I’ve been struggling lately. I changed jobs and now have to balance a very hectic work schedule that no one does for me when I take time off with my household of three teenage children and four large dogs.
My new job is a struggle because after being a pharmacy technician for 15 years, I’m now literally just me. Not to mention that there’s so much I have to create and implement- plenty of paper official thingys.
But I’m working with people that struggle in all different ways of life, and that- I relate too. I sometimes don’t have the best words for people when they talk about disliking mondays or waiting for Friday night drink night, but when someone speaks of their hardships, I feel their pain with them.
Anyway so I love my job, that’s what I’m saying.
But I also love my hobby. Which is writing. Which I hope will become my full time job one day. But now I have a job I wouldn’t want to quit. After working for a health authority for seven years that I dreamt of quitting, now I wouldn’t want to leave The Salvation Army. They are quite literally the missing piece in my life.
The reason I’m telling you all this, is I’m struggling with balancing what needs to be done.
Not to mention tomorrow is both my husband and my daughters birthday. No pressure at all!

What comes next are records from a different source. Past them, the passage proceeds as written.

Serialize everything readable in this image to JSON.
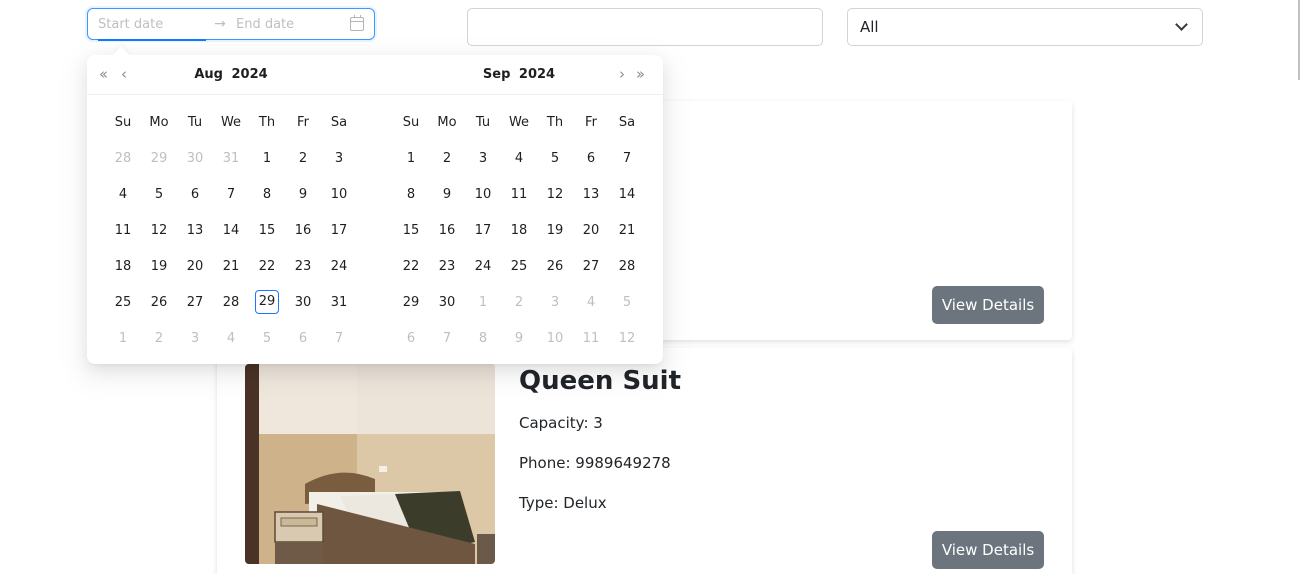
{
  "filters": {
    "start_placeholder": "Start date",
    "separator": "→",
    "end_placeholder": "End date",
    "text_value": "",
    "select_value": "All"
  },
  "calendar": {
    "left": {
      "month": "Aug",
      "year": "2024",
      "weekdays": [
        "Su",
        "Mo",
        "Tu",
        "We",
        "Th",
        "Fr",
        "Sa"
      ],
      "weeks": [
        [
          {
            "d": "28",
            "out": true
          },
          {
            "d": "29",
            "out": true
          },
          {
            "d": "30",
            "out": true
          },
          {
            "d": "31",
            "out": true
          },
          {
            "d": "1"
          },
          {
            "d": "2"
          },
          {
            "d": "3"
          }
        ],
        [
          {
            "d": "4"
          },
          {
            "d": "5"
          },
          {
            "d": "6"
          },
          {
            "d": "7"
          },
          {
            "d": "8"
          },
          {
            "d": "9"
          },
          {
            "d": "10"
          }
        ],
        [
          {
            "d": "11"
          },
          {
            "d": "12"
          },
          {
            "d": "13"
          },
          {
            "d": "14"
          },
          {
            "d": "15"
          },
          {
            "d": "16"
          },
          {
            "d": "17"
          }
        ],
        [
          {
            "d": "18"
          },
          {
            "d": "19"
          },
          {
            "d": "20"
          },
          {
            "d": "21"
          },
          {
            "d": "22"
          },
          {
            "d": "23"
          },
          {
            "d": "24"
          }
        ],
        [
          {
            "d": "25"
          },
          {
            "d": "26"
          },
          {
            "d": "27"
          },
          {
            "d": "28"
          },
          {
            "d": "29",
            "today": true
          },
          {
            "d": "30"
          },
          {
            "d": "31"
          }
        ],
        [
          {
            "d": "1",
            "out": true
          },
          {
            "d": "2",
            "out": true
          },
          {
            "d": "3",
            "out": true
          },
          {
            "d": "4",
            "out": true
          },
          {
            "d": "5",
            "out": true
          },
          {
            "d": "6",
            "out": true
          },
          {
            "d": "7",
            "out": true
          }
        ]
      ]
    },
    "right": {
      "month": "Sep",
      "year": "2024",
      "weekdays": [
        "Su",
        "Mo",
        "Tu",
        "We",
        "Th",
        "Fr",
        "Sa"
      ],
      "weeks": [
        [
          {
            "d": "1"
          },
          {
            "d": "2"
          },
          {
            "d": "3"
          },
          {
            "d": "4"
          },
          {
            "d": "5"
          },
          {
            "d": "6"
          },
          {
            "d": "7"
          }
        ],
        [
          {
            "d": "8"
          },
          {
            "d": "9"
          },
          {
            "d": "10"
          },
          {
            "d": "11"
          },
          {
            "d": "12"
          },
          {
            "d": "13"
          },
          {
            "d": "14"
          }
        ],
        [
          {
            "d": "15"
          },
          {
            "d": "16"
          },
          {
            "d": "17"
          },
          {
            "d": "18"
          },
          {
            "d": "19"
          },
          {
            "d": "20"
          },
          {
            "d": "21"
          }
        ],
        [
          {
            "d": "22"
          },
          {
            "d": "23"
          },
          {
            "d": "24"
          },
          {
            "d": "25"
          },
          {
            "d": "26"
          },
          {
            "d": "27"
          },
          {
            "d": "28"
          }
        ],
        [
          {
            "d": "29"
          },
          {
            "d": "30"
          },
          {
            "d": "1",
            "out": true
          },
          {
            "d": "2",
            "out": true
          },
          {
            "d": "3",
            "out": true
          },
          {
            "d": "4",
            "out": true
          },
          {
            "d": "5",
            "out": true
          }
        ],
        [
          {
            "d": "6",
            "out": true
          },
          {
            "d": "7",
            "out": true
          },
          {
            "d": "8",
            "out": true
          },
          {
            "d": "9",
            "out": true
          },
          {
            "d": "10",
            "out": true
          },
          {
            "d": "11",
            "out": true
          },
          {
            "d": "12",
            "out": true
          }
        ]
      ]
    }
  },
  "rooms": [
    {
      "peek_text": ":",
      "button_label": "View Details"
    },
    {
      "name": "Queen Suit",
      "capacity": "Capacity: 3",
      "phone": "Phone: 9989649278",
      "type": "Type: Delux",
      "button_label": "View Details"
    }
  ]
}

It’s the balance with multi tasking that diverts my attention into so many different avenues that my ADHD kicks in and I can’t even finish one thing properly.
I want to say that to solve this I will commit to focusing on one thing at a time. But my brain won’t allow this. As soon as it dips below attention needed, my mind races off into the distant future. It pulls thoughts from every minor and major task that’s required or recently completed. Most of those thoughts I can’t even hold for more than a few seconds.
I’m sure lots of know this feeling. or at least I hope I’m not alone in this.
But for all the problems of others that I know an answer for, I don’t know how to solve this. What I do know, is I have to be okay with not knowing this solution. I allow myself to be lazy, not top par, photograph in the dark eating ice cream and not retake ten times until I like where my belly sits behind my laptop.
So I say to me: Be patient with yourself. Because at the end of the day, you only have you. So be your best friend and stop being so hard on your multitasking/failing each task brain. It’ll allow the space you need to focus.